Objective and Methods
This study aims to investigate the potential of various clustering techniques for predicting extreme sea level probabilities and unraveling their driving mechanisms. Recently, the Royal Dutch Meteorological Institute (KNMI) generated an extensive dataset of simulated sea levels, using the WAQUA-DCSMv5-model with wind data from SEAS5 (van den Brink & de Valk, 2024). This dataset effectively represents approximately 9,000 years of simulated wind fields and sea level time series, which were used as training dataset. From this dataset, extreme storm events were identified, in terms of associated mean sea level pressure fields over the North Sea and time series of wind speed, wind direction, sea levels, and astronomical tide at six locations along the Dutch coast. Two clustering algorithms—Self-Organizing Maps (SOM) and K-Means—were applied and several clustering approaches were explored: (1) based on the parametrization of storm events into nine storm features, (2) using the full storm time series at point locations, and (3) clustering mean sea level pressure fields over the entire North Sea. These approaches were compared in terms of their ability to estimate sea level probabilities. Besides, the results provided insights into driving mechanisms and interactions between storm characteristics.
Results
As an example, results are presented for the SOM algorithm applied to clustering based on storm features. Figure 1 presents the mean feature values for each node from the trained SOM algorithm for location Vlissingen, with each plot corresponding to one of the nine storm features used for clustering. The nodes (hexagons) represent clusters of storms, and the colors indicate the mean feature values for each node. It can be observed that the SOM algorithm effectively captures several physical relationships. For instance, the plots show that southern (180–270°N) wind directions (lower right plot) are generally associated with higher wind speeds (upper left plot) compared to northern wind directions. However, these high wind speeds only result in significant surge heights for western to northern wind directions, as highlighted by the red square. Notably, a few nodes exhibit relatively high sea levels despite low surge heights as indicated by the purple square in the lower center plot. This can be explained by the minimal time offset between the surge peak and astronomical high tide (right center plot), meaning that the maximum surge (almost) coincides with high tide, which results in high sea levels even if the surge is only moderate.

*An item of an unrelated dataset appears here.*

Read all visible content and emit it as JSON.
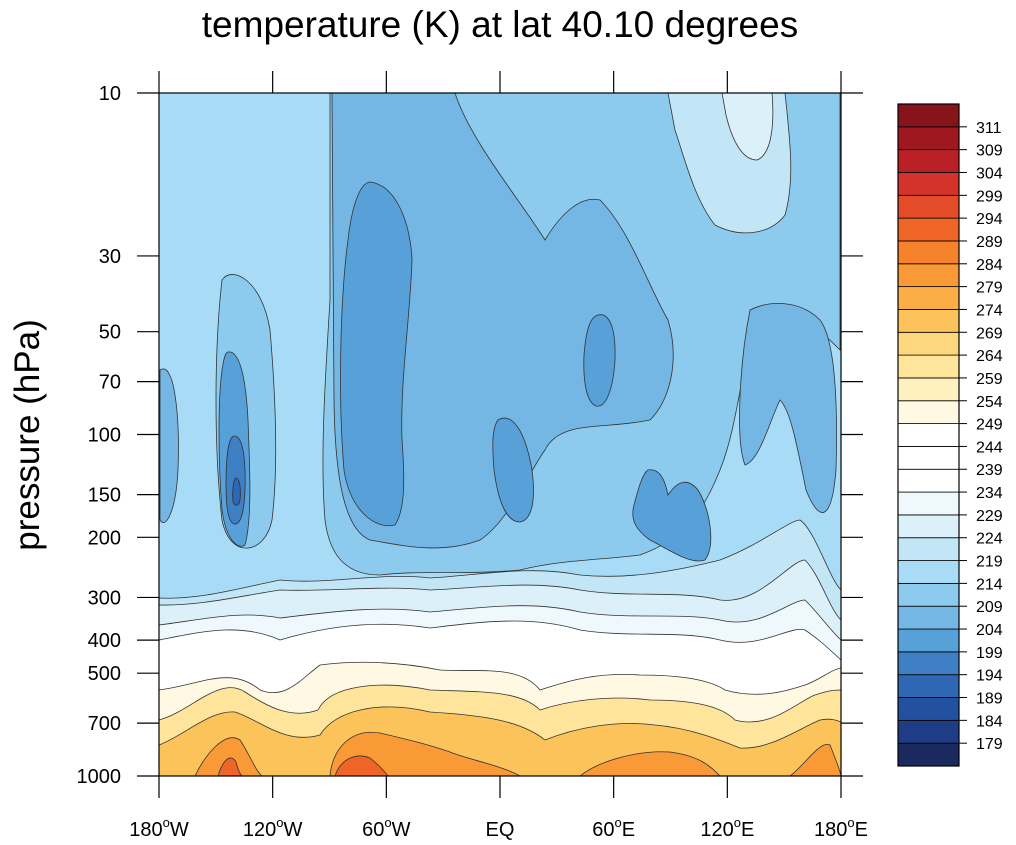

Feature plots resulting from the trained SOM algorithm for location Vlissingen.
References
Hersbach, H., Bell, B., Berrisford, P., Hirahara, S., Horányi, A., Muñoz‐Sabater, J., ..., Thépaut, J. N., (2020), The ERA5 global reanalysis. Quarterly Journal of the Royal Meteorological Society, 146(730), 1999-2049.
De Valk, C.F., van den Brink, H.W., (2024), An appraisal of the value of simulated weather data for quantifying coastal flood hazard in the Netherlands. EGUsphere. [Preprint].